Protective function of autophagy against oxidative stress in zebrafish

Autophagy is a catabolic process by the lysosomal degradation of own components in cells. Molecular mechanisms involving in the cell damage and protective process under oxidative stress have not been characterized. To identify the autophagic pathway regulating the protective function under oxidative stress conditions in vivo, zebrafish models for macroautophagy can be used. To observe the induction of autophagy in zebrafish embryos, we generated the transgenic lines which expressed MAP1‐LC3B (LC3)‐GFP fusion protein as a marker of autophagy.
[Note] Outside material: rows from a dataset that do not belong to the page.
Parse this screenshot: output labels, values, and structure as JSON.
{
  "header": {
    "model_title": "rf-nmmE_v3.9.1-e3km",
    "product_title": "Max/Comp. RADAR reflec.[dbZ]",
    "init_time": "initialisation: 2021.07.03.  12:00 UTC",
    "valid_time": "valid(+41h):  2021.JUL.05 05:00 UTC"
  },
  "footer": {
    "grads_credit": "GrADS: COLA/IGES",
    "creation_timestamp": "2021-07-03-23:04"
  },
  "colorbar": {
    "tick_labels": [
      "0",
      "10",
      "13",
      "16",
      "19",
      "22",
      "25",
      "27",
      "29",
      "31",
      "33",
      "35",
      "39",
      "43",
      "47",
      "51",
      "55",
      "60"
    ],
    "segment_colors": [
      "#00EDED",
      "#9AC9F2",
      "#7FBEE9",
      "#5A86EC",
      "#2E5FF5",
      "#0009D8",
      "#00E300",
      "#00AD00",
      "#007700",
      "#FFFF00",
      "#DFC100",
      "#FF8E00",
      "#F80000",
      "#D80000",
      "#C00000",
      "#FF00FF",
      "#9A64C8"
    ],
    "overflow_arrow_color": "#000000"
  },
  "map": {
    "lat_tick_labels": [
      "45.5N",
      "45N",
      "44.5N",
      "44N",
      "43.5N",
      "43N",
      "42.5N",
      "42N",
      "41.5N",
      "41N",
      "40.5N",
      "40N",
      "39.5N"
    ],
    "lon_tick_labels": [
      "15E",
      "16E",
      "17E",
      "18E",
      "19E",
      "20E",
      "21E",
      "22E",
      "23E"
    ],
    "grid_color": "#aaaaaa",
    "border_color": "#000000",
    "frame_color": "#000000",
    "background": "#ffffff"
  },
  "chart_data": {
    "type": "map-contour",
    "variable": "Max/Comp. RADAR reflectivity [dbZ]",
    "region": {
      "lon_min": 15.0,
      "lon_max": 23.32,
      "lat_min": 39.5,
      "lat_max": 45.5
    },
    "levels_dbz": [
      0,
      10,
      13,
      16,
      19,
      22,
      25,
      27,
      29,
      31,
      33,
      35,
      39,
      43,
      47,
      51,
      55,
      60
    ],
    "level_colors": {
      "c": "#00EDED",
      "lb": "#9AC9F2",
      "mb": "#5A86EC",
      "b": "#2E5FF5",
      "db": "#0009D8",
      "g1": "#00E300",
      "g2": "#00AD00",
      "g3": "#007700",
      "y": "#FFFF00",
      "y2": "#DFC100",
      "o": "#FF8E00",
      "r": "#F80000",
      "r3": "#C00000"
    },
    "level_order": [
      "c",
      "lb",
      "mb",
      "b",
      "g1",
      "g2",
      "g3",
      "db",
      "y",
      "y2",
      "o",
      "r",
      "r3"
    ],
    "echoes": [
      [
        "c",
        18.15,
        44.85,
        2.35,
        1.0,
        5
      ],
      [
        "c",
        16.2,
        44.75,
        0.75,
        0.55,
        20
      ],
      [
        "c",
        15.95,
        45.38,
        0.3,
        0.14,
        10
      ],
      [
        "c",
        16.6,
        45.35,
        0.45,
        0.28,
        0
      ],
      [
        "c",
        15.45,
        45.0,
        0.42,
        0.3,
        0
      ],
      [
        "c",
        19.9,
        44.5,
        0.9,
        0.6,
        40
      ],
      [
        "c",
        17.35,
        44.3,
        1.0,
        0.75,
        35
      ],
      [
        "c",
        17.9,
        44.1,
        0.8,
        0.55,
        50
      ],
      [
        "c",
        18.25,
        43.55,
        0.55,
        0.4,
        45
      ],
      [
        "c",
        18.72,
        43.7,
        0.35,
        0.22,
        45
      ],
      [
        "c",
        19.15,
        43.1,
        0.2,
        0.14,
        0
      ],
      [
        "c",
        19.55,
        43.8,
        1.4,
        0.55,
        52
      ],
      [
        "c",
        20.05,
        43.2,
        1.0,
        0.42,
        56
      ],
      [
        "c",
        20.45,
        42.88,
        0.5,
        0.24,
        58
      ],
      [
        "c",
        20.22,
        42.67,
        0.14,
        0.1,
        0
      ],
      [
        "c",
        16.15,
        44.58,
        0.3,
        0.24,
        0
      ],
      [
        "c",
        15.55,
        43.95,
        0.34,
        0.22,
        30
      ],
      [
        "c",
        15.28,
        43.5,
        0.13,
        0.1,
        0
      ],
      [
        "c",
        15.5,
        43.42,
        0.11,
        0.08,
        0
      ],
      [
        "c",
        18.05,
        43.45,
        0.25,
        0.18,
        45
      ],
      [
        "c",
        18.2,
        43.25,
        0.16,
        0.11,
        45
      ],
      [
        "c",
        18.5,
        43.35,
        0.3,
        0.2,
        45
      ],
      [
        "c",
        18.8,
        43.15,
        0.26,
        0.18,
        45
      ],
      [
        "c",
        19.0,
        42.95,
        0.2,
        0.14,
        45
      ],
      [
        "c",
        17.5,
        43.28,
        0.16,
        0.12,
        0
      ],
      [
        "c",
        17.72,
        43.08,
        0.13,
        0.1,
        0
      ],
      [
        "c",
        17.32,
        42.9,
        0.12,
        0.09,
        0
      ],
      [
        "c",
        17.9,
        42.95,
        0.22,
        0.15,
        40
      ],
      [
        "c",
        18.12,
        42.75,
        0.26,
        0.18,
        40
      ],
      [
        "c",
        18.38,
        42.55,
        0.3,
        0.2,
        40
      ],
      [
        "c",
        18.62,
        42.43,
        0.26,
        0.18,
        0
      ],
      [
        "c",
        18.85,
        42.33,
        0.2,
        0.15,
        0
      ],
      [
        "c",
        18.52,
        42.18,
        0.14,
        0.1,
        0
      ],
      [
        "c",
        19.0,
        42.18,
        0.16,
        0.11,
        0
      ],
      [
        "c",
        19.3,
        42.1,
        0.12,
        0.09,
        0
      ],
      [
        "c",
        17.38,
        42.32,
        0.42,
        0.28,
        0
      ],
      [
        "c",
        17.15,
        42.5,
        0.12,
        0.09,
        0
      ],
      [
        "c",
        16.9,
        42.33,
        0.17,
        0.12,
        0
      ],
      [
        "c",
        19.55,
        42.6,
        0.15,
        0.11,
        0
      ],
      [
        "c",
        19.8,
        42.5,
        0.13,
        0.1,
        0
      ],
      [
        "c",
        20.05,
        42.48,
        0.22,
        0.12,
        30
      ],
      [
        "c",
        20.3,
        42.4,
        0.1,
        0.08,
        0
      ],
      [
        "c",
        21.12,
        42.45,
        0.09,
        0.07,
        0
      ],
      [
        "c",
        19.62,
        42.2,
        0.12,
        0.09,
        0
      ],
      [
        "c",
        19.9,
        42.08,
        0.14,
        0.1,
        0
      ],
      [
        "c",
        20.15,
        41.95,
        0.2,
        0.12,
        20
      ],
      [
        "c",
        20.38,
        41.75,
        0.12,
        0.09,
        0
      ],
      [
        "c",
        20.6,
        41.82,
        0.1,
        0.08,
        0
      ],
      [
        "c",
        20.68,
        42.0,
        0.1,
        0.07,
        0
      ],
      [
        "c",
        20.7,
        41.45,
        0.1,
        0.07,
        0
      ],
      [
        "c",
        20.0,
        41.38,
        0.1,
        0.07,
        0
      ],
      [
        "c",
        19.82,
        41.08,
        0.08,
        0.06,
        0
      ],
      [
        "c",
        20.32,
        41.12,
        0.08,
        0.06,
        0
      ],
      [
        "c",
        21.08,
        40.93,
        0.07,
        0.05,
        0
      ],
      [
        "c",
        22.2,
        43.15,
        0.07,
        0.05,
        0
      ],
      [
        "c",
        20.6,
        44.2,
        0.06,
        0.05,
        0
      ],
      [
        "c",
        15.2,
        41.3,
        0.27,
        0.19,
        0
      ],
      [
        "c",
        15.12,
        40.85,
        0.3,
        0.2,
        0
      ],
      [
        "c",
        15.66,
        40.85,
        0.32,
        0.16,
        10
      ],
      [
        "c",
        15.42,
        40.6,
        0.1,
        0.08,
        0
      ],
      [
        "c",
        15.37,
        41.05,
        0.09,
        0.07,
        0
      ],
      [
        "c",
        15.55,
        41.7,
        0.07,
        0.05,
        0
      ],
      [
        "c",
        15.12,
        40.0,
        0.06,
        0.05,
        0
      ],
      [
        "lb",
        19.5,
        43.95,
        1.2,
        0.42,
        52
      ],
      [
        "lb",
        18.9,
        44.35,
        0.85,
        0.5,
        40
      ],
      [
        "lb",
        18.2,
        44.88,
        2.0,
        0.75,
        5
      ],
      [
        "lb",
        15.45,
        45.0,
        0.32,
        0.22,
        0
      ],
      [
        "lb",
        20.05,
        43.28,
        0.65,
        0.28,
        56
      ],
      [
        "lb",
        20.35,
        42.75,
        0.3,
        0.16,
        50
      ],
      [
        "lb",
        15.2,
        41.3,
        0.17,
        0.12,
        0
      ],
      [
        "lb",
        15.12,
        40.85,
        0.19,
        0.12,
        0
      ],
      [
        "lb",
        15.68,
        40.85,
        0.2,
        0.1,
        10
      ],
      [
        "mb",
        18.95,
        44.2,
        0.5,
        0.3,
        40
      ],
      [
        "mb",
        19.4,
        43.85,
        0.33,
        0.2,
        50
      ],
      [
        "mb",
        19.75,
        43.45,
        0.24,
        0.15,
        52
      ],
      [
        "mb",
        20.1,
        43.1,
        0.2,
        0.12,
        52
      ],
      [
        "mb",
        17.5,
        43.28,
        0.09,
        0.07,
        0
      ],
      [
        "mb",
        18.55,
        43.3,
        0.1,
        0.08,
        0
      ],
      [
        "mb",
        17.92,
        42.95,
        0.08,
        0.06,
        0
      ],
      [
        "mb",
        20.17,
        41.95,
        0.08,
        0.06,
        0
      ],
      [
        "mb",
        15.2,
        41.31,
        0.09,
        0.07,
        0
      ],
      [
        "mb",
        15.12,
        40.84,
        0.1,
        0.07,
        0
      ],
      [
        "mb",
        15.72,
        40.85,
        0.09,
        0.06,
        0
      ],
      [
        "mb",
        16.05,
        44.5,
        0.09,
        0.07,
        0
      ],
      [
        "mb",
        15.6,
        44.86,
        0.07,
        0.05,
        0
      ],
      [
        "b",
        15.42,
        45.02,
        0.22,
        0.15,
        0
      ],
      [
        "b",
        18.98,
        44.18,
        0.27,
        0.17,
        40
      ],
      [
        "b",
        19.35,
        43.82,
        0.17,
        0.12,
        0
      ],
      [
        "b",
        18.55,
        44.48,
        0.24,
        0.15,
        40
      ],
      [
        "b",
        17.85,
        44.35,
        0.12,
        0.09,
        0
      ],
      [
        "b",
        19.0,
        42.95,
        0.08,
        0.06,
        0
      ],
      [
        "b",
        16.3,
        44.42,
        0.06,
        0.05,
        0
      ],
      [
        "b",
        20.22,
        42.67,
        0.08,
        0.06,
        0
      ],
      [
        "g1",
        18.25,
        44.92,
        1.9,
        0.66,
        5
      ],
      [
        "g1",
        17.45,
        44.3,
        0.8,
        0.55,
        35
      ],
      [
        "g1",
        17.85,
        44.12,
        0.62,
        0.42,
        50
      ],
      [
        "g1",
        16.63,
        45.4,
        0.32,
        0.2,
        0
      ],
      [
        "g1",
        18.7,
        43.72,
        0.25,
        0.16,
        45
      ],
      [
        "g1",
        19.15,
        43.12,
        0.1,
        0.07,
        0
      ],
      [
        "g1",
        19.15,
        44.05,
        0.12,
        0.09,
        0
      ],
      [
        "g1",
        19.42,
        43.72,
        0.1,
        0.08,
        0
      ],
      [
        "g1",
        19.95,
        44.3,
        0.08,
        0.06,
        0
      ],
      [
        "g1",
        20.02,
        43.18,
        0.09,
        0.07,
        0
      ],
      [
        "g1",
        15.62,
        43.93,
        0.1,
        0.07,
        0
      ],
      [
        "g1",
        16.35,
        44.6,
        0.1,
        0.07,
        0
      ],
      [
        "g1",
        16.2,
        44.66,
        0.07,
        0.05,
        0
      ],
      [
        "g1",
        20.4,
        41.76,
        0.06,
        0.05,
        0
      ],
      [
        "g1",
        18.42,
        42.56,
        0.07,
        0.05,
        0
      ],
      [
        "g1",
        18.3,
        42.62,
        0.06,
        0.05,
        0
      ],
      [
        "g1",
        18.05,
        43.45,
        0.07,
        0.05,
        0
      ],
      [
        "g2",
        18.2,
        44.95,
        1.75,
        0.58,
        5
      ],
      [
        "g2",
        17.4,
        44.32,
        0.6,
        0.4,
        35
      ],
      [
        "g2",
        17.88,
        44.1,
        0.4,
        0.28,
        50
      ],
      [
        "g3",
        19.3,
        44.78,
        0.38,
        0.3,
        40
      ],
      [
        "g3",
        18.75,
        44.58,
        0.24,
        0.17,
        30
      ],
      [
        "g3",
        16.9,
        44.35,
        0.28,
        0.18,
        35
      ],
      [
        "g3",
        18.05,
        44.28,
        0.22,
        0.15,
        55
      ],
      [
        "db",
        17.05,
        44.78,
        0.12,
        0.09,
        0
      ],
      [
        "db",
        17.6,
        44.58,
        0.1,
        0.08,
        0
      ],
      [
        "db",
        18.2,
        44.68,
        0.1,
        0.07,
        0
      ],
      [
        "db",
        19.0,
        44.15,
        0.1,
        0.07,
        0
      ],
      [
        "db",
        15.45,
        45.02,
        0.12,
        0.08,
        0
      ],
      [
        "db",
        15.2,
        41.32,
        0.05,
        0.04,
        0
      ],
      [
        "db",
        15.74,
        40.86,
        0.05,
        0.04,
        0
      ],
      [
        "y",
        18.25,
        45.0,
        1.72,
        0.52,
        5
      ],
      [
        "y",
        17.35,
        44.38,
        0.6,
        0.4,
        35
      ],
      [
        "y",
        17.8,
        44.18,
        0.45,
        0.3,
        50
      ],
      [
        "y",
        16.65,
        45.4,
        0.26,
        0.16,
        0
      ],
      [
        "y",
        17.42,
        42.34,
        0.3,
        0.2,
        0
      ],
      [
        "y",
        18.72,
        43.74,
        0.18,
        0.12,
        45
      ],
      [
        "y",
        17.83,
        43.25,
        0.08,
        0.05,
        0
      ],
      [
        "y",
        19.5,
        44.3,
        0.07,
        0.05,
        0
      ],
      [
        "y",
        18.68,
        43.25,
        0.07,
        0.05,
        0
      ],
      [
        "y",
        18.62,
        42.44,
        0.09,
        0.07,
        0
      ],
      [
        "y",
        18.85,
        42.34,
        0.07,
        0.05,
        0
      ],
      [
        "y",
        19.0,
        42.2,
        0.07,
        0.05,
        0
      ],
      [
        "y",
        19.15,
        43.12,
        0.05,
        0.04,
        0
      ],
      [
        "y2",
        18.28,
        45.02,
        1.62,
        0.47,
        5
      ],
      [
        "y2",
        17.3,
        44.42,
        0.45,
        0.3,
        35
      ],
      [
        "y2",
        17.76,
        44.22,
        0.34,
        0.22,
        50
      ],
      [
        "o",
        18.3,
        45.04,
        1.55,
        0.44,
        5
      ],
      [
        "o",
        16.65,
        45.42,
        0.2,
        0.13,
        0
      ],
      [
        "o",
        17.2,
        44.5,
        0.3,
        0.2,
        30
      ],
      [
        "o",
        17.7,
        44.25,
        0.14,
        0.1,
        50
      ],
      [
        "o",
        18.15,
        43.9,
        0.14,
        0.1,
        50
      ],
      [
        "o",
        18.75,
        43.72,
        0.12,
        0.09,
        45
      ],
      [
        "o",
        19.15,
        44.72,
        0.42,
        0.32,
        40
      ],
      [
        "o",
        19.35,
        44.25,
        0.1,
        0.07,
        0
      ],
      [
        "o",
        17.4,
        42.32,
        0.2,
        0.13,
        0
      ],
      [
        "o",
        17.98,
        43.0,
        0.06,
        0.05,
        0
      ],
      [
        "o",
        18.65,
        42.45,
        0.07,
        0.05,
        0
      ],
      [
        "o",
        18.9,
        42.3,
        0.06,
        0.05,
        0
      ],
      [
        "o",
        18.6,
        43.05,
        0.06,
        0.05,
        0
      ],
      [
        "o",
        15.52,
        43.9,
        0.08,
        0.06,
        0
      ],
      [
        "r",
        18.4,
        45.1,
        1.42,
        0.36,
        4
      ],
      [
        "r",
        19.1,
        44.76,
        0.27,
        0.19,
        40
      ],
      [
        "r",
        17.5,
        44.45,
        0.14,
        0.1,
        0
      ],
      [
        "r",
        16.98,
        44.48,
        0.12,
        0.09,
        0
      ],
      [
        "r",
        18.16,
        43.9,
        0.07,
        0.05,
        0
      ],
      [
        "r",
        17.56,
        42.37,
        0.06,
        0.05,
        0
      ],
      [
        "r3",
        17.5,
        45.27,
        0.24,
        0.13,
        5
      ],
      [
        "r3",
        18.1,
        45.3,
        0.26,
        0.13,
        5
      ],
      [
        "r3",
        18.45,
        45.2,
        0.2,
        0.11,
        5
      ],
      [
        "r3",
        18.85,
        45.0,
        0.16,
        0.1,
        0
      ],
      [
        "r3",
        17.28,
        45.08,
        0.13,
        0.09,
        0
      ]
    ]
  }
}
When zebrafish embryos were immersed in hydrogen peroxide (0.1–1000 μM), tert‐butyl hydroperoxide (BHP, 0.1–10 μM) and methyl viologen (paraquat, 10–1000 μM), LC3 was induced. Morpholino antisense oligos for ATG5 and ATG7 were used to inhibit autophagic pathways. Oxidized proteins and DNA were induced in the 24 h embryo under oxidative stress conditions. Inhibition of the ATG5 and ATG7 functions caused developmental delay and embryonic lethal under oxidative stress conditions. Autophagy deficiency caused genomic instability under oxidative stress. Some chromosomes were broken and caused gene aneuploidy. These findings indicated that autophagy was essential to prevent the accumulation of oxidized proteins and the cells with a chromosome aberration to promote normal development.